Another week of volatility for equity markets and Donald Trump was once again the cause, with another round of tit-for-tat retaliation in the US-China trade war.
As expected, China retaliated to Trump’s recent decision to impose tariffs on $300bn of Chinese imports in September and December. What took the markets by surprise was Trump’s response – an increase in existing tariffs and those planned for coming months and a call for US business to exit China.
Despite this, the round of trade talks scheduled for September is still apparently going ahead. While at the moment, it is at best a case of ‘two steps back, one step forward’, we hold onto our belief that Trump’s willingness for self-harm will ultimately be contained by the approach of next year’s Presidential election.

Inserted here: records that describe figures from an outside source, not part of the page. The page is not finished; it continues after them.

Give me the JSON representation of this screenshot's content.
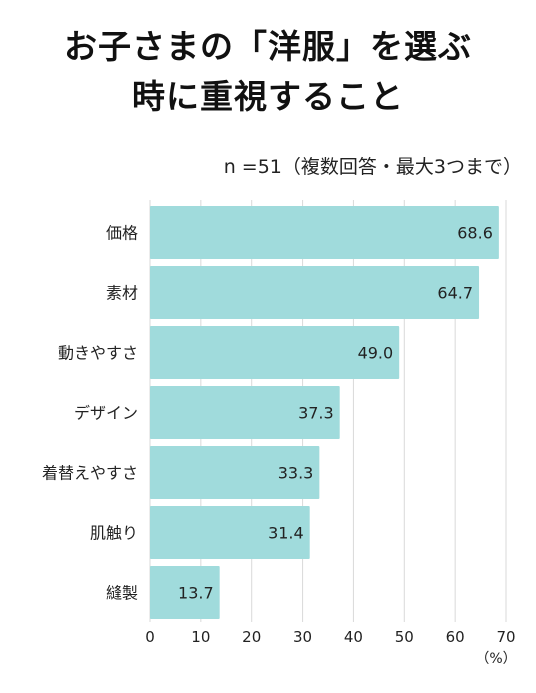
{
  "title_lines": [
    "お子さまの「洋服」を選ぶ",
    "時に重視すること"
  ],
  "subtitle": "n =51（複数回答・最大3つまで）",
  "colors": {
    "bar": "#a0dbdc",
    "grid": "#d9d9d9",
    "text": "#222222"
  },
  "chart_data": {
    "type": "bar",
    "orientation": "horizontal",
    "title": "お子さまの「洋服」を選ぶ時に重視すること",
    "subtitle": "n =51（複数回答・最大3つまで）",
    "categories": [
      "価格",
      "素材",
      "動きやすさ",
      "デザイン",
      "着替えやすさ",
      "肌触り",
      "縫製"
    ],
    "values": [
      68.6,
      64.7,
      49.0,
      37.3,
      33.3,
      31.4,
      13.7
    ],
    "value_labels": [
      "68.6",
      "64.7",
      "49.0",
      "37.3",
      "33.3",
      "31.4",
      "13.7"
    ],
    "xlim": [
      0,
      70
    ],
    "xticks": [
      "0",
      "10",
      "20",
      "30",
      "40",
      "50",
      "60",
      "70"
    ],
    "unit_label": "（%）",
    "grid": true,
    "legend": "none"
  }
}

The latest escalation of trade tensions can only exacerbate the slide in global business confidence and increase market worries that the inversion of the US yield curve is a harbinger of doom this time, just as it has been in the past. The size of the drag on growth, however, hinges a great deal on the impact on stock markets and business sentiment and is therefore subject to a great deal of uncertainty.

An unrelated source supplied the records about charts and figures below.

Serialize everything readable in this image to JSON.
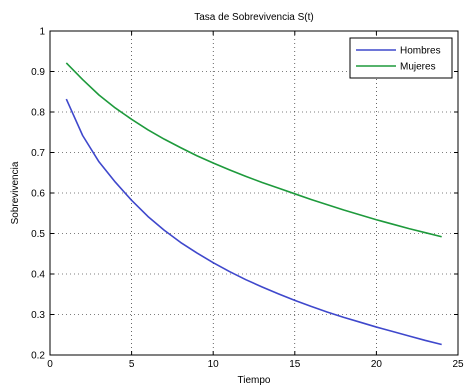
{
  "chart_data": {
    "type": "line",
    "title": "Tasa de Sobrevivencia S(t)",
    "xlabel": "Tiempo",
    "ylabel": "Sobrevivencia",
    "xlim": [
      0,
      25
    ],
    "ylim": [
      0.2,
      1
    ],
    "xticks": [
      "0",
      "5",
      "10",
      "15",
      "20",
      "25"
    ],
    "yticks": [
      "0.2",
      "0.3",
      "0.4",
      "0.5",
      "0.6",
      "0.7",
      "0.8",
      "0.9",
      "1"
    ],
    "grid": true,
    "legend_position": "top-right",
    "x": [
      1,
      2,
      3,
      4,
      5,
      6,
      7,
      8,
      9,
      10,
      11,
      12,
      13,
      14,
      15,
      16,
      17,
      18,
      19,
      20,
      21,
      22,
      23,
      24
    ],
    "series": [
      {
        "name": "Hombres",
        "color": "#3f48cc",
        "values": [
          0.832,
          0.742,
          0.677,
          0.627,
          0.582,
          0.542,
          0.508,
          0.478,
          0.452,
          0.428,
          0.406,
          0.386,
          0.368,
          0.351,
          0.335,
          0.32,
          0.306,
          0.293,
          0.281,
          0.269,
          0.258,
          0.247,
          0.236,
          0.226
        ]
      },
      {
        "name": "Mujeres",
        "color": "#1e9a3c",
        "values": [
          0.921,
          0.88,
          0.842,
          0.81,
          0.782,
          0.756,
          0.733,
          0.712,
          0.692,
          0.674,
          0.657,
          0.641,
          0.626,
          0.612,
          0.598,
          0.584,
          0.571,
          0.558,
          0.546,
          0.534,
          0.523,
          0.512,
          0.502,
          0.492
        ]
      }
    ]
  }
}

Our view is that while trade worries are undoubtedly a marked drag on growth, we have not yet reached the point of no return. The trade war may well reduce US growth over the next few quarters by 0.5% or so but this should still leave it running at 1.5-2.0% – sluggish and a far cry from Trump’s wishes, but far from disastrous.

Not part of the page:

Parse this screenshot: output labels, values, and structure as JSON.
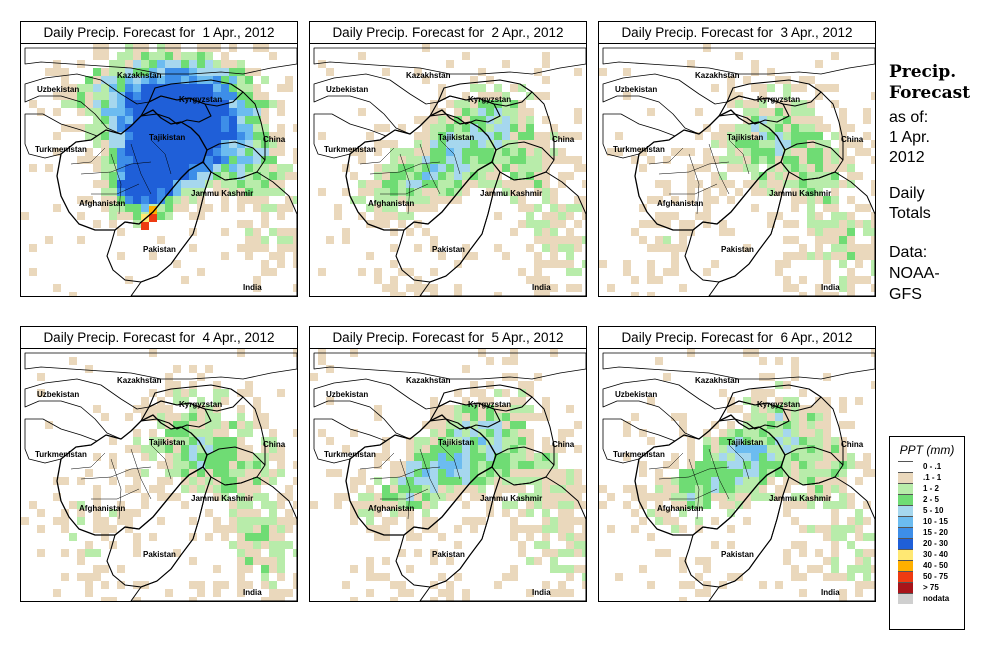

Part of the reason why the slowdown in US growth should be contained will be the Fed, notwithstanding Trump’s questioning last as to whether Fed Chair Powell or President Xi were the bigger enemy. The Fed may not cut rates half as much as Trump wants – or indeed the market is now pricing in – but still another 0.5% reduction in rates looks on the cards for later this year.
While the trade war may be the biggest drag on global growth, Brexit is the number one issue for UK growth. And after a week of Boris Johnson trotting around Europe, the odds of Deal or No-Deal have not changed much.
Not wishing to be cast as the villains in the piece, EU leaders were not quite as dismissive as they might have been of BJ’s demand to remove the Irish backstop. Still, the ball was left firmly in his court to come up with a viable alternative within the next 30 days and this looks a tall order.